Blog #3: The Koornmolengat
Just two weeks ago I was writing this blog outside in the sun. Now, we’re writing this blog inside whilst watching the rain pour down outside. Oh well, no problem. We’re supposed to get good weather next week and there’s still a lot of talk about climate change, which comes down to getting longer summer like we had last yar. Fine by us, it’s a good prospect. And especially good for Leisure Park De Koornmolen.
We’ve partnered up with ‘Ook dit is de Rotte’; a great initiative in our opinion. We’ll be working together with 40 or 50 other entrepreneurs to put the Rotte on the map. It’s a beautiful and diverse area. We’re situated in the ‘Eendragtspolder/Zevenhuizer Zoom’ area. You can find a lot of pictures that show the true beauty of this area.
Make sure to follow ‘Ook dit is de Rotte’. They’ve made a magnificent video about cormorants in the Koornmolengat, which is a nature reserve in recreation area the Rottemeren. Then we have the Koornmolengat which we’ve mentioned earlier on. Did you know that the Koornmolengat is right behind the bungalow park? Just a short walk over the bridge and you’re there. The nature reserve is closed to the public, but you can visit it with a guide. But just walking alongside the area is amazing and peaceful.
The Koornmolengat is the last piece of marsh peat in between the Tweemanspolder and the Rottemeren. It’s never been drained nor has peat been harvested here. The area has its own water level which is already pretty special (NAP -1,90m). This piece of land has a lot of historical value, especially for proud residents of Zevenhuizen, because the first traces of these residents can be found here. Once there were seven houses (if you can even call them houses since they were made of wood and reed) and a flower mill situated here. It’s where Zevenhuizen, the Koornmolengat and Leisure Park De Koornmolen owe their names to. We feel so special that we get to call this beautiful piece of history and nature our home.

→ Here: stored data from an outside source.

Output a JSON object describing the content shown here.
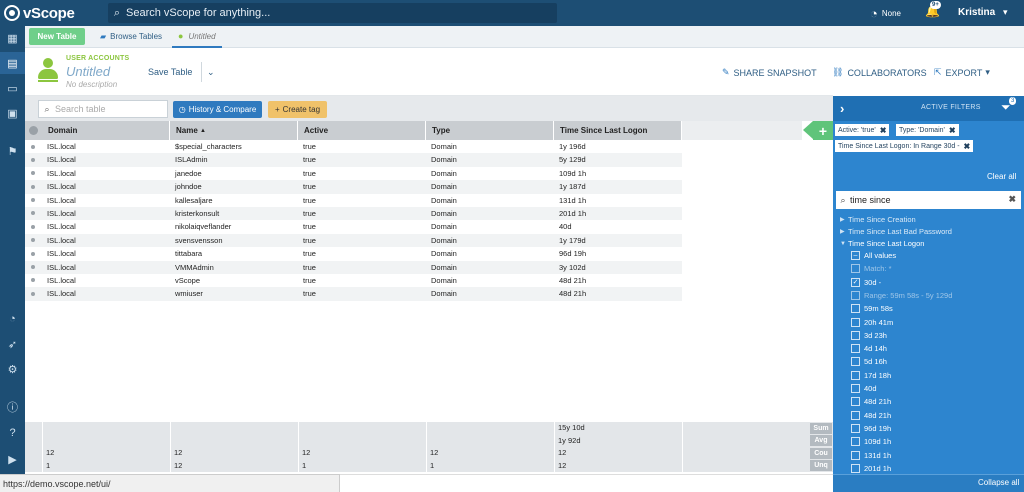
{
  "topbar": {
    "brand": "vScope",
    "search_placeholder": "Search vScope for anything...",
    "connection_label": "None",
    "notifications_badge": "9+",
    "user_name": "Kristina"
  },
  "tabbar": {
    "new_table": "New Table",
    "browse_tables": "Browse Tables",
    "active_tab": "Untitled"
  },
  "header": {
    "category": "USER ACCOUNTS",
    "title": "Untitled",
    "description": "No description",
    "save_table": "Save Table",
    "share_snapshot": "SHARE SNAPSHOT",
    "collaborators": "COLLABORATORS",
    "export": "EXPORT"
  },
  "toolbar": {
    "search_placeholder": "Search table",
    "history_compare": "History & Compare",
    "create_tag": "Create tag"
  },
  "table": {
    "columns": [
      "Domain",
      "Name",
      "Active",
      "Type",
      "Time Since Last Logon"
    ],
    "sort_indicator": "▲",
    "rows": [
      [
        "ISL.local",
        "$special_characters",
        "true",
        "Domain",
        "1y 196d"
      ],
      [
        "ISL.local",
        "ISLAdmin",
        "true",
        "Domain",
        "5y 129d"
      ],
      [
        "ISL.local",
        "janedoe",
        "true",
        "Domain",
        "109d 1h"
      ],
      [
        "ISL.local",
        "johndoe",
        "true",
        "Domain",
        "1y 187d"
      ],
      [
        "ISL.local",
        "kallesaljare",
        "true",
        "Domain",
        "131d 1h"
      ],
      [
        "ISL.local",
        "kristerkonsult",
        "true",
        "Domain",
        "201d 1h"
      ],
      [
        "ISL.local",
        "nikolaiqveflander",
        "true",
        "Domain",
        "40d"
      ],
      [
        "ISL.local",
        "svensvensson",
        "true",
        "Domain",
        "1y 179d"
      ],
      [
        "ISL.local",
        "tittabara",
        "true",
        "Domain",
        "96d 19h"
      ],
      [
        "ISL.local",
        "VMMAdmin",
        "true",
        "Domain",
        "3y 102d"
      ],
      [
        "ISL.local",
        "vScope",
        "true",
        "Domain",
        "48d 21h"
      ],
      [
        "ISL.local",
        "wmiuser",
        "true",
        "Domain",
        "48d 21h"
      ]
    ]
  },
  "summary": {
    "sum": {
      "label": "Sum",
      "values": [
        "",
        "",
        "",
        "",
        "15y 10d"
      ]
    },
    "avg": {
      "label": "Avg",
      "values": [
        "",
        "",
        "",
        "",
        "1y 92d"
      ]
    },
    "count": {
      "label": "Cou",
      "values": [
        "12",
        "12",
        "12",
        "12",
        "12"
      ]
    },
    "unique": {
      "label": "Unq",
      "values": [
        "1",
        "12",
        "1",
        "1",
        "12"
      ]
    }
  },
  "status_bar": {
    "url": "https://demo.vscope.net/ui/"
  },
  "filters": {
    "title": "ACTIVE FILTERS",
    "count_badge": "3",
    "chips": [
      "Active: 'true'",
      "Type: 'Domain'",
      "Time Since Last Logon: In Range 30d -"
    ],
    "clear_all": "Clear all",
    "search_value": "time since",
    "tree": [
      "Time Since Creation",
      "Time Since Last Bad Password",
      "Time Since Last Logon"
    ],
    "options": [
      {
        "label": "All values",
        "state": "partial",
        "dim": false
      },
      {
        "label": "Match: *",
        "state": "none",
        "dim": true
      },
      {
        "label": "30d -",
        "state": "checked",
        "dim": false
      },
      {
        "label": "Range: 59m 58s - 5y 129d",
        "state": "none",
        "dim": true
      },
      {
        "label": "59m 58s",
        "state": "none",
        "dim": false
      },
      {
        "label": "20h 41m",
        "state": "none",
        "dim": false
      },
      {
        "label": "3d 23h",
        "state": "none",
        "dim": false
      },
      {
        "label": "4d 14h",
        "state": "none",
        "dim": false
      },
      {
        "label": "5d 16h",
        "state": "none",
        "dim": false
      },
      {
        "label": "17d 18h",
        "state": "none",
        "dim": false
      },
      {
        "label": "40d",
        "state": "none",
        "dim": false
      },
      {
        "label": "48d 21h",
        "state": "none",
        "dim": false
      },
      {
        "label": "48d 21h",
        "state": "none",
        "dim": false
      },
      {
        "label": "96d 19h",
        "state": "none",
        "dim": false
      },
      {
        "label": "109d 1h",
        "state": "none",
        "dim": false
      },
      {
        "label": "131d 1h",
        "state": "none",
        "dim": false
      },
      {
        "label": "201d 1h",
        "state": "none",
        "dim": false
      }
    ],
    "collapse_all": "Collapse all"
  },
  "colors": {
    "topbar": "#1d4e74",
    "accent": "#2f7abf",
    "green": "#8cc63f",
    "panel": "#2d85cf"
  }
}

I think we’ve made clear by now that the Koornmolengat is an authentic part of Dutch nature. In fact, I’m assuming that you’re ready to book a spot at De Koornmolen amidst beautiful nature right after reading this blog 😉. A lot of waterfowls and herons have since taken their place in the area, but there’s also a huge colony of cormorants that comes to breed here every year. Back in the nineties, cormorants were hardly sighted in this area and now there are at least 100 nesting pairs. Besides the immense diversity in bird species, the flora is also worth a visit. Various types of moss, more than 50 types of mushrooms and more and more thriving herbs have planted themselves in this area. Alder, ash and willows in between the birch and mountain ash make the area even more enjoyable. The Koornmolengat is a paradise for insects, mice and weasels. You might even spot a couple of young foxes in the Spring.
Nature and Bird Watch Rotta
Rotta provides nature management in this unique area of the Rottemeren. They also organize excursions through the area, which we can recommend. Every Friday night between June 21st and August 30th, they host a two-hour long excursion. It starts at 19:00 pm at the bicycle parking area next to De Roerdomp and the Jachthaven.